We have watched on our television screens the frightening images of starving people around the world, and this has spawned many calls for food democracy—the right to food. Clearly these demands have been ignored. The question arises then: Is it a case of “the right to benefit” or having “the ability to benefit.”* Who ensures the “right to food”? The state? But sure they are “the committees of the rich”: they take the side of capital.
A major issue that food democracy groups or social movements tend to ignore is the factor of state and class associated with the production, private ownership and access (or not) to food. Civil society groups calling on the state to regulate capitalist food production won’t do it either: the state is complicit. About ten global companies control the production and distribution of food in the world. They are “food imperialists,” who exploit producers, especially in the developing world, and together have more power and political leverage than most governments or states.
So the neoliberal capitalist food monopolies and their financiers cannot be ignored, or just talked away.
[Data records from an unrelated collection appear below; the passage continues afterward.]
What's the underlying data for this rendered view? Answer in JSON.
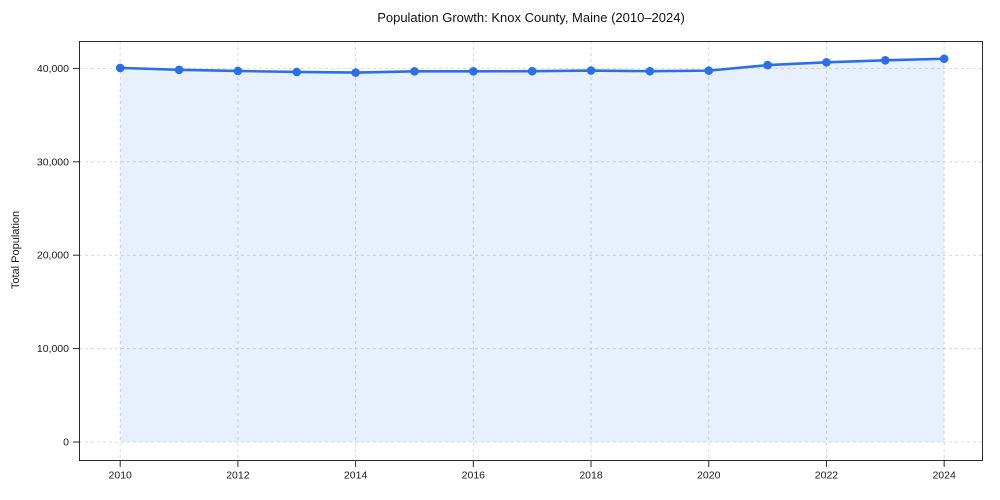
{
  "chart_data": {
    "type": "area",
    "title": "Population Growth: Knox County, Maine (2010–2024)",
    "xlabel": "",
    "ylabel": "Total Population",
    "x": [
      2010,
      2011,
      2012,
      2013,
      2014,
      2015,
      2016,
      2017,
      2018,
      2019,
      2020,
      2021,
      2022,
      2023,
      2024
    ],
    "series": [
      {
        "name": "Total Population",
        "values": [
          40050,
          39850,
          39720,
          39620,
          39550,
          39680,
          39680,
          39700,
          39770,
          39700,
          39760,
          40350,
          40650,
          40860,
          41030
        ]
      }
    ],
    "xticks": [
      2010,
      2012,
      2014,
      2016,
      2018,
      2020,
      2022,
      2024
    ],
    "yticks": [
      0,
      10000,
      20000,
      30000,
      40000
    ],
    "xlim": [
      2009.3,
      2024.66
    ],
    "ylim": [
      -2030,
      42930
    ],
    "grid": true,
    "grid_style": "dashed",
    "legend": "none",
    "marker": "circle",
    "colors": {
      "line": "#2970e8",
      "fill": "rgba(41, 112, 232, 0.10)",
      "grid": "#d9d9d9",
      "spine": "#2b2b2b",
      "tick_text": "#1a1a1a",
      "title_text": "#111111",
      "background": "#ffffff"
    }
  }
}
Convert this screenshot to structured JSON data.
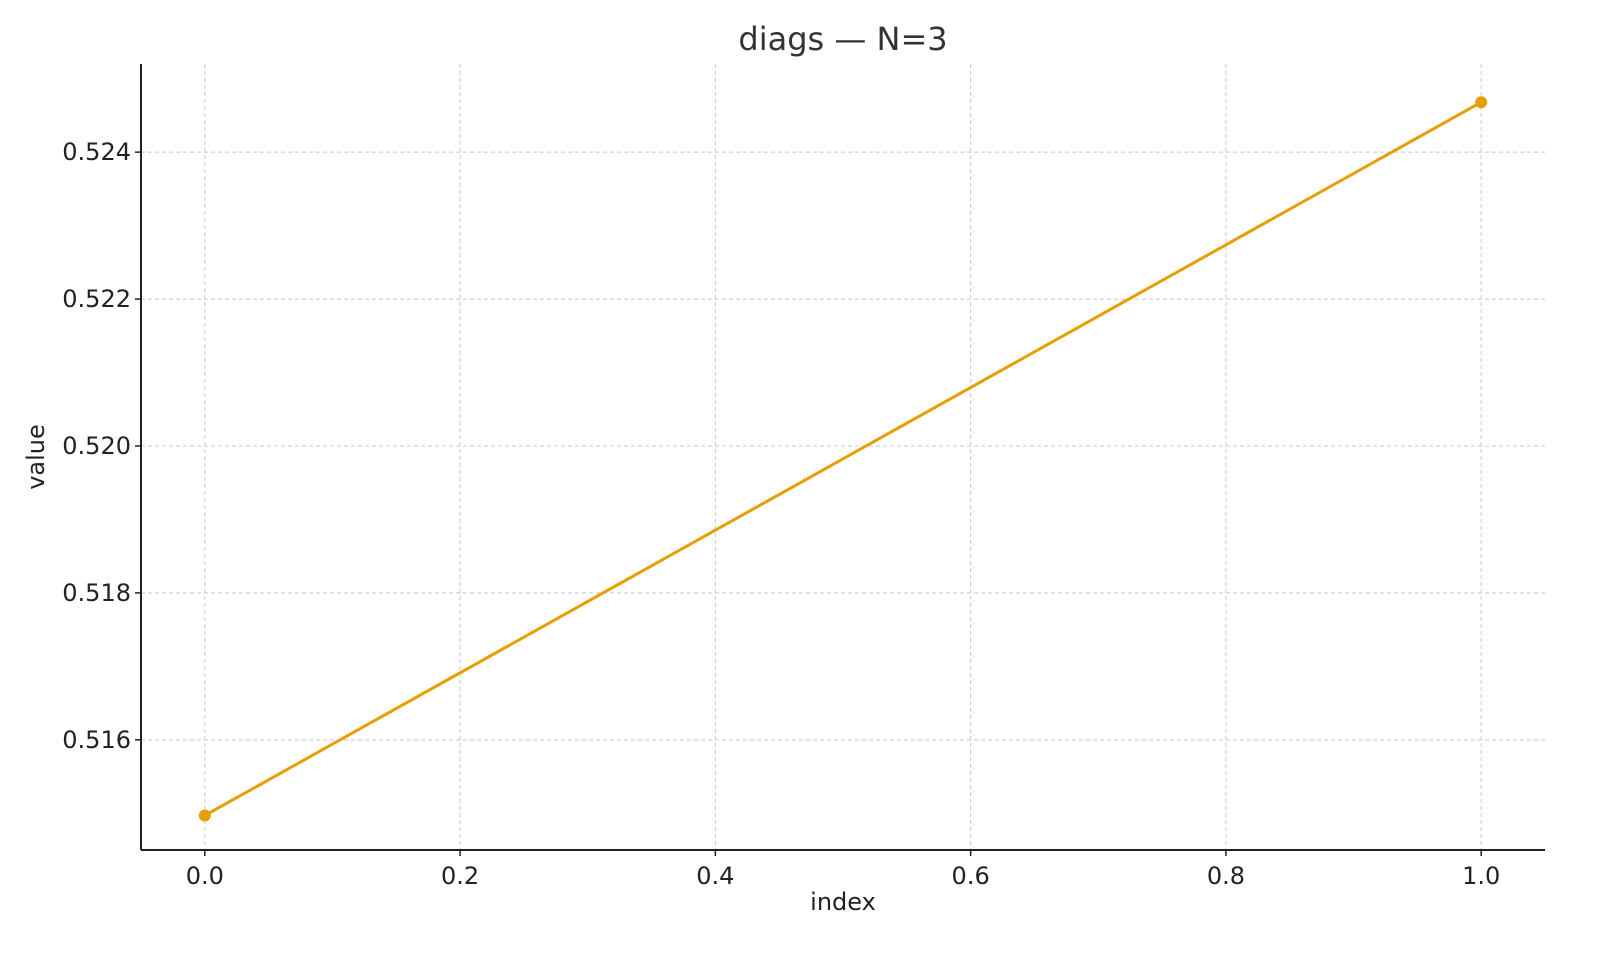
{
  "chart_data": {
    "type": "line",
    "title": "diags — N=3",
    "xlabel": "index",
    "ylabel": "value",
    "xlim": [
      -0.05,
      1.05
    ],
    "ylim": [
      0.5145,
      0.5252
    ],
    "xticks": [
      0.0,
      0.2,
      0.4,
      0.6,
      0.8,
      1.0
    ],
    "xtick_labels": [
      "0.0",
      "0.2",
      "0.4",
      "0.6",
      "0.8",
      "1.0"
    ],
    "yticks": [
      0.516,
      0.518,
      0.52,
      0.522,
      0.524
    ],
    "ytick_labels": [
      "0.516",
      "0.518",
      "0.520",
      "0.522",
      "0.524"
    ],
    "grid": true,
    "series": [
      {
        "color": "#E69F00",
        "x": [
          0.0,
          1.0
        ],
        "y": [
          0.51497,
          0.52468
        ],
        "marker": "circle"
      }
    ]
  }
}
Minimalist concessions engineered between states and the food monopolies will only ever be window-dressing and never a permanent solution to food sovereignty. And while people may enjoy working with food co-operatives in community-led vegetable plots—and get good-quality, tasty food—it doesn’t answer the central question: How do we tackle the issue of the absence of real food democracy, or food sovereignty, for everyone?
With nearly a million tonnes of food waste per year in the world, and millions upon millions of people malnourished, hungry, or starving to death, it means that something is seriously wrong with the concept of the “right to food.” But trying to build a campaign for true food sovereignty by looking at it from the viewpoint of “the people versus the food monopolies,” with the state as the honest arbiter, would be very naïve and fruitless.
Any serious campaign for real food sovereignty must consider that the state will use hegemony, coercion, imprisonment, co-option and division to defeat those who recognise that the underlying issue is the “state-capital” consensus on the ownership of private property, along with control by capital of the means of production and distribution.
Educating people through a radical transformative campaign for food sovereignty might give “food for thought” and add to the dynamics for a people’s participatory political and economic democracy and, eventually, an end to capitalism.
*Jesse Ribot and Nancy Lee Peluso, “A theory of access,” Rural Sociology, vol. 68, no. 2 (June 2003).